La jeune femme ne s’attarda pas et, au grand désarroi de Thomas, se dirigea vers la gare routière. Le docteur savait ce que cela signifiait : Emma allait rentrer directement chez sa mère, sans voir Romain. Cela se produisait chaque fois qu’elle prenait le bus 75. Thomas avait eu l’occasion de la suivre à plusieurs reprises en taxi. Ce départ rapide impliquait qu’il n’aurait que peu de temps pour l’observer. Il la suivit, profitant de chaque seconde. Il la vit apposer une affichette sur la vitre de son arrêt. Comme à chaque fois dans ce cas, il attendit qu’elle monte et lui murmura : « Bonne soirée ma grande. À demain. Je t’embrasse. » Il resta jusqu’à ce que le véhicule disparaisse au rond-point. Parfois, dans le virage, il avait la chance d’apercevoir la silhouette de sa fille au milieu des autres passagers. Quelques précieuses secondes arrachées à l’absence. Mais cela n’arrivait pas souvent et ne se produisit pas ce soir-là.

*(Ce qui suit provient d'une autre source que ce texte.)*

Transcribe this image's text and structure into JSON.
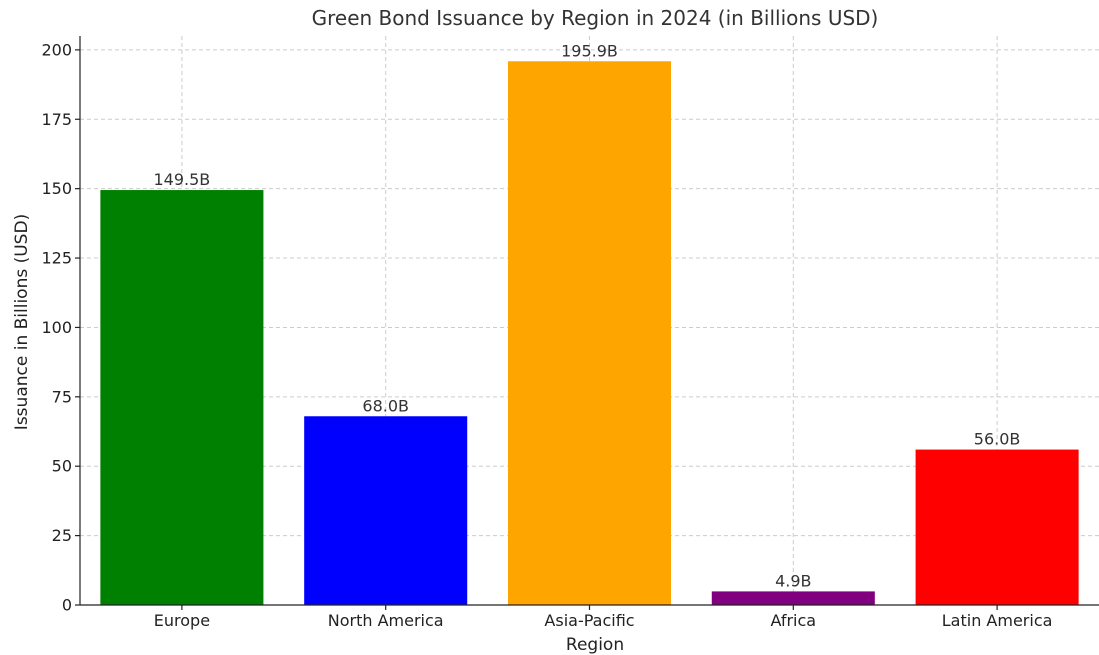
{
  "chart_data": {
    "type": "bar",
    "title": "Green Bond Issuance by Region in 2024 (in Billions USD)",
    "xlabel": "Region",
    "ylabel": "Issuance in Billions (USD)",
    "categories": [
      "Europe",
      "North America",
      "Asia-Pacific",
      "Africa",
      "Latin America"
    ],
    "values": [
      149.5,
      68.0,
      195.9,
      4.9,
      56.0
    ],
    "value_labels": [
      "149.5B",
      "68.0B",
      "195.9B",
      "4.9B",
      "56.0B"
    ],
    "colors": [
      "#008000",
      "#0000ff",
      "#ffa500",
      "#800080",
      "#ff0000"
    ],
    "ylim": [
      0,
      205
    ],
    "yticks": [
      0,
      25,
      50,
      75,
      100,
      125,
      150,
      175,
      200
    ],
    "grid": true,
    "legend": "none"
  }
}
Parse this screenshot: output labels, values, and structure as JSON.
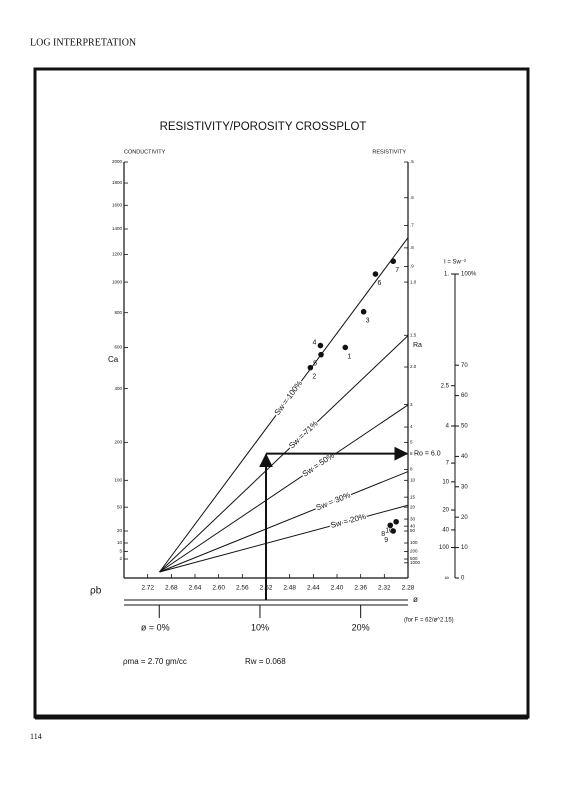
{
  "header": "LOG INTERPRETATION",
  "page_number": "114",
  "chart_data": {
    "type": "scatter",
    "title": "RESISTIVITY/POROSITY CROSSPLOT",
    "left_axis_label": "CONDUCTIVITY",
    "right_axis_label": "RESISTIVITY",
    "y_label": "Ca",
    "y2_label": "Ra",
    "x_label": "ρb",
    "y_scale": "sqrt",
    "xlim": [
      2.76,
      2.28
    ],
    "xticks": [
      2.72,
      2.68,
      2.64,
      {
        "value": 2.6,
        "label": "2.60"
      },
      2.56,
      2.52,
      2.48,
      2.44,
      {
        "value": 2.4,
        "label": "2.40"
      },
      2.36,
      2.32,
      2.28
    ],
    "ylim": [
      0,
      2000
    ],
    "yticks": [
      2000,
      1800,
      1600,
      1400,
      1200,
      1000,
      800,
      600,
      400,
      200,
      100,
      50,
      20,
      10,
      5,
      2
    ],
    "y2ticks": [
      {
        "value": 0.5,
        "label": ".5"
      },
      {
        "value": 0.6,
        "label": ".6"
      },
      {
        "value": 0.7,
        "label": ".7"
      },
      {
        "value": 0.8,
        "label": ".8"
      },
      {
        "value": 0.9,
        "label": ".9"
      },
      {
        "value": 1,
        "label": "1.0"
      },
      1.5,
      {
        "value": 2,
        "label": "2.0"
      },
      3,
      4,
      5,
      6,
      8,
      10,
      15,
      20,
      30,
      40,
      50,
      100,
      200,
      500,
      1000
    ],
    "point_labels": [
      "1",
      "2",
      "3",
      "4",
      "5",
      "6",
      "7",
      "8",
      "9",
      "10"
    ],
    "x": [
      2.386,
      2.445,
      2.355,
      2.428,
      2.427,
      2.335,
      2.305,
      2.31,
      2.305,
      2.3
    ],
    "values": [
      600,
      497,
      806,
      610,
      562,
      1056,
      1149,
      26,
      20,
      30
    ],
    "color": "#111111",
    "series": [
      {
        "name": "Sw = 100%",
        "x": [
          2.7,
          2.28
        ],
        "values": [
          0,
          1330
        ]
      },
      {
        "name": "Sw = 71%",
        "x": [
          2.7,
          2.28
        ],
        "values": [
          0,
          665
        ]
      },
      {
        "name": "Sw = 50%",
        "x": [
          2.7,
          2.28
        ],
        "values": [
          0,
          332
        ]
      },
      {
        "name": "Sw = 30%",
        "x": [
          2.7,
          2.28
        ],
        "values": [
          0,
          120
        ]
      },
      {
        "name": "Sw = 20%",
        "x": [
          2.7,
          2.28
        ],
        "values": [
          0,
          53
        ]
      }
    ],
    "annotation": {
      "x": 2.52,
      "value": 6.0,
      "label": "Ro = 6.0"
    },
    "porosity_axis": {
      "label": "ø",
      "xlim": [
        -3.5,
        24.7
      ],
      "ticks": [
        {
          "value": 0,
          "label": "ø = 0%"
        },
        {
          "value": 10,
          "label": "10%"
        },
        {
          "value": 20,
          "label": "20%"
        }
      ],
      "note": "(for F = 62/ø^2.15)"
    },
    "sw_scale": {
      "title": "I = Sw⁻²",
      "ylim": [
        0,
        100
      ],
      "ticks": [
        {
          "value": 100,
          "label": "100%"
        },
        70,
        60,
        50,
        40,
        30,
        20,
        10,
        0
      ],
      "ratio_ticks": [
        {
          "value": 1,
          "label": "1."
        },
        2.5,
        4,
        7,
        10,
        20,
        40,
        100
      ],
      "infinity_label": "∞"
    },
    "notes": [
      "ρma = 2.70 gm/cc",
      "Rw = 0.068"
    ]
  }
}
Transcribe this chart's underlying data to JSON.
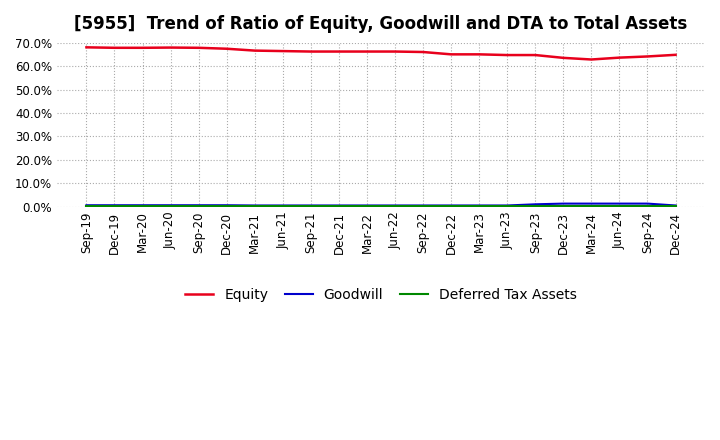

Thomas se retrouva seul, parmi ceux qui avaient quelque chose à faire ou quelqu’un à retrouver. Celle à qui il tenait n’était plus là et cela se lisait sur son visage. Il n’était pas uniquement triste, il était aussi inquiet. Il ne pouvait plus veiller sur elle.

Sur son trajet de retour vers le foyer, le docteur demanda à tous les dieux de toutes les religions qu’il connaissait de protéger sa fille. Il remit sa vie entre leurs mains, égrenant chacune des divinités découvertes au cours de ses voyages comme un chapelet de bienveillance. Thomas ignorait si ce qu’il faisait revenait à prier, mais il ne l’avait jamais fait pour personne.

En marchant dans les rues de plus en plus désertes, s’éloignant de l’agitation de la ville, il se remémora ce qu’il partageait avec sa fille sans qu’elle s’en doute. Finalement, Emma était arrivée à un âge où les parents n’observent plus leurs enfants aussi souvent. Quand ils sont jeunes, on a toujours un œil sur eux mais passé l’adolescence, ils sont souvent hors de portée. S’il n’avait pas eu le bonheur de voir Emma grandir, Thomas avait au moins la chance de la voir vivre aujourd’hui.